Throughout 2024 the strategic partnership has been running a new series of seminars intended to highlight and support collaborative, interdisciplinary research on global environmental challenges.

Six cross-institutional keynote seminars aiming to raise the profile of interdisciplinary research in areas of sustainability, biodiversity, and environmental challenges have been scheduled for 2024. They will be presented by researchers from UoR and NHM who have successfully designed proposals for large, interdisciplinary projects and received funding, including Dr Tim Littlewood (DeWorm3) , Professor Carol Wagstaff (FoodSEqual), Dr John Tweddle (Centre for UK Nature), Prof. Tom Oliver (SysRisk), Dr Vincent Smith (DiSSCo UK) and Professor Jacopo Torriti (CREDS/EDRC).

These seminars, delivered in hybrid mode, will be open to all staff and postdocs from both institutions. The physical locations will be the UoR London Road Campus and the NHM Neil Chalmers Seminar Room (South Kensington), and talks will be filmed with the videos curated online. The seminars will run once every two months throughout 2024 starting at 11.30am and lasting an hour.

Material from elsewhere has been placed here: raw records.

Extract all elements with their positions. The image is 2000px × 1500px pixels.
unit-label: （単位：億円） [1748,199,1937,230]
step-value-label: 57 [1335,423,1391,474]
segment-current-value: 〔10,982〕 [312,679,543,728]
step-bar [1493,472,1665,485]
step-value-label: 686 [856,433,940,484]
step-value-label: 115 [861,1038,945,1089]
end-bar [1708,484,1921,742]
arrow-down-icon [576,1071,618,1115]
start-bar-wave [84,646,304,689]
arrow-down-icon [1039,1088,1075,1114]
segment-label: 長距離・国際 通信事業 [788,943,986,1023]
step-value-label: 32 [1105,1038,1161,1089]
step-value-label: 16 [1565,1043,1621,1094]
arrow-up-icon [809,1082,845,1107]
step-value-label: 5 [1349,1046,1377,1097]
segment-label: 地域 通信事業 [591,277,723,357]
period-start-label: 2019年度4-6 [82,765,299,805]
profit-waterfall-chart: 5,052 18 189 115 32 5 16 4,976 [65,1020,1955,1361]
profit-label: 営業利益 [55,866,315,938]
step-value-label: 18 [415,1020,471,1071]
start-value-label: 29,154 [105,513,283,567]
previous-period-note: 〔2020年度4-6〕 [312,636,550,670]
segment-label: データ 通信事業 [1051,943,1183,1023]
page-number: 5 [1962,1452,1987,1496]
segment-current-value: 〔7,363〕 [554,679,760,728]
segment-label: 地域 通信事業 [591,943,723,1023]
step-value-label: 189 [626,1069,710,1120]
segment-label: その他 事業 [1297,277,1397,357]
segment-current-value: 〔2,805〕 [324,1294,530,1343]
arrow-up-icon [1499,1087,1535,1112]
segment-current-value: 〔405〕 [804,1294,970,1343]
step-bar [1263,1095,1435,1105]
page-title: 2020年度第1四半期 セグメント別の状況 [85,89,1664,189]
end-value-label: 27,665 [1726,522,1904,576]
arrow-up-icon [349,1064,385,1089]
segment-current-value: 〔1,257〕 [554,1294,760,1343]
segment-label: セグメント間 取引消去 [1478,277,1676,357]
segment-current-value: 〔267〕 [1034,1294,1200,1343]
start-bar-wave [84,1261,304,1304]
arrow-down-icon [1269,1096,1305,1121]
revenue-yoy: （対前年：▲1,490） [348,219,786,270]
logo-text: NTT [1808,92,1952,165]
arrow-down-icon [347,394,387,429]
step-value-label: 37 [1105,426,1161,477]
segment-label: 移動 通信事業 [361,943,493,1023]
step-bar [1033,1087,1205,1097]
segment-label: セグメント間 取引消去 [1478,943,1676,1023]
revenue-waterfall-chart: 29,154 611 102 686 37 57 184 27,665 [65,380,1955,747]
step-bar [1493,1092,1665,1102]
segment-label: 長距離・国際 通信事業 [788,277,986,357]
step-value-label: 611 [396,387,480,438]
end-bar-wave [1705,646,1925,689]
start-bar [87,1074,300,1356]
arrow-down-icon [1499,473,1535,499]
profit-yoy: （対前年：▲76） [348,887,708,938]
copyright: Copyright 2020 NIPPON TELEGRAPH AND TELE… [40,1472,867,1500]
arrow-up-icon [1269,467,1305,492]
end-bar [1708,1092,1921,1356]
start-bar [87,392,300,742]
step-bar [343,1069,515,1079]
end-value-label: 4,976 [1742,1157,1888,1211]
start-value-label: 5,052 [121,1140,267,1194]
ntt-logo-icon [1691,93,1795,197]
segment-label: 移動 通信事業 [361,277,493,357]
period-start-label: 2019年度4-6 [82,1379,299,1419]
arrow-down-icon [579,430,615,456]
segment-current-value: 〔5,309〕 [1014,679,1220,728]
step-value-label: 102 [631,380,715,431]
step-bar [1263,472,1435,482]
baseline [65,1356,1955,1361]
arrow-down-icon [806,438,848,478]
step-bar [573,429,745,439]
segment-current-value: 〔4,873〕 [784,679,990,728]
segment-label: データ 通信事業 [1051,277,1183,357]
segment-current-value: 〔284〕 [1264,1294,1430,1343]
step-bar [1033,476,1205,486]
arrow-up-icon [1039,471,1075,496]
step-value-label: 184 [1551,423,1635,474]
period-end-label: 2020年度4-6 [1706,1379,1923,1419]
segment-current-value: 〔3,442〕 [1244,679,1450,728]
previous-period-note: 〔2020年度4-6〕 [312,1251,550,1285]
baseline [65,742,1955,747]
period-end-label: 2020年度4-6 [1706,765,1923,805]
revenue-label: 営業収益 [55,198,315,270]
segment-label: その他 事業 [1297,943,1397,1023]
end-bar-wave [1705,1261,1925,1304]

Event dates: Wed 24 January @ Reading; Thu 14 March @ NHM; Thu 9 May @ Reading; Thu 11 July @ NHM; Wed 11 September @ Reading; Thu 14 November @ NHM. 

The seminar series for 2024 has now come to an end, please watch this space for future events.

Watch the sixth seminar in the series, Flexing energy demand to the timing of renewablesJacopo Torriti, Professor of Energy Economics and Policy, UoR

Would you shift your daily energy use to match the times when renewable energy is most available? Making our daily lives more sustainable is something many of us aspire to, and flexibility has become a central concept in these discussions, and of future energy systems. Many of the proposed solutions hinge on the idea that demand can ‘flex’ to meet supply, particularly when energy is being generated from intermittent sources like wind and solar. But can these really work?
Professor Jacopo Torriti explores research on the extent to which pricing mechanisms, emerging technologies, and the relationship between people’s daily routines and their energy use can help us to understand how important balancing renewable supply with fluctuating demand will be for the future of greener energy.